What IT support actually covers
IT support is operational. Its job is to keep the technology you have working. That means fixing things when they break, maintaining them so they're less likely to break (patching, monitoring, backup management), provisioning and removing users when staff join or leave, and handling day-to-day security.
A good managed support provider does this reliably and at a predictable cost. The measure of quality is uptime and response time.
What IT support is typically not contracted to do is tell you what technology you should be using, plan your IT roadmap, or make strategic recommendations about where to invest. Read your contract if you're unsure. In most managed support agreements, strategic advice is not in scope.
What consultancy covers instead
IT consultancy is strategic. A consultant looks at what technology you have, what your business is trying to do, and identifies the gaps, risks, and decisions that need making. That includes: technology selection for specific projects, architecture review, security posture assessment, cloud migration planning, and due diligence on technology in a sale or acquisition.

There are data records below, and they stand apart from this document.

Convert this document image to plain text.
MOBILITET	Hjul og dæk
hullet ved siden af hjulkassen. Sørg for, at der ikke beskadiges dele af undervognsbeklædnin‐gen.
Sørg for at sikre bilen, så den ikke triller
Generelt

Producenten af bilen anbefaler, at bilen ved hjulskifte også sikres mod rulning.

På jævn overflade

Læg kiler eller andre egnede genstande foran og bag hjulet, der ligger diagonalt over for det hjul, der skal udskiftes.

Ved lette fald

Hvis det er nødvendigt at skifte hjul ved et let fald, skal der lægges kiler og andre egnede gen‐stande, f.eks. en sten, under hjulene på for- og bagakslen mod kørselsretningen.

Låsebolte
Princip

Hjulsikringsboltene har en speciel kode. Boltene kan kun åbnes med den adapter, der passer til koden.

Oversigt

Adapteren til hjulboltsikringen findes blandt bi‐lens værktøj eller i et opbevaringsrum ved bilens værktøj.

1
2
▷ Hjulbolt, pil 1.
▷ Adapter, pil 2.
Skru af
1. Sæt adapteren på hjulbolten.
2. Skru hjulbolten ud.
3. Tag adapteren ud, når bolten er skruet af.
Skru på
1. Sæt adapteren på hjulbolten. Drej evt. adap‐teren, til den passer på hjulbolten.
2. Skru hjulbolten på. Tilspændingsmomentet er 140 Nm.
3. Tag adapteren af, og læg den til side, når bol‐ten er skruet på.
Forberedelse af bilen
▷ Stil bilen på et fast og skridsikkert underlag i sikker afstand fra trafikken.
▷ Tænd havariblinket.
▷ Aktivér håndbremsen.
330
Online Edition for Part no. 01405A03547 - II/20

Good IT consultancy requires understanding your business, not just your systems. The first conversations should be about how you operate and where you're going, not about which software you're running.
The gap most businesses have and don't notice
Many businesses have a managed IT contract and no consultancy relationship. Day-to-day issues get resolved. Renewals get approved without anyone asking whether the contract still makes sense. Hardware reaches end-of-life without a replacement plan. The PSTN switch-off arrives as a surprise. Security posture hasn't kept pace with how the business has grown.
Nobody is doing this because it's not in the support contract. And it won't appear on a helpdesk report.
What to do about it
If your managed IT provider offers both services, clarify how they're scoped and priced. In some providers the account manager is expected to provide strategic advice as part of the relationship, but their time is limited and the depth of that advice varies. If strategic IT decisions are high-stakes for your business, a separate advisory relationship is worth considering.
For smaller businesses, an annual independent review (two or three hours with a consultant who has no commercial interest in selling you their own services) is a useful forcing function. You'll either confirm you're on the right track, or find something that needs addressing before it becomes expensive.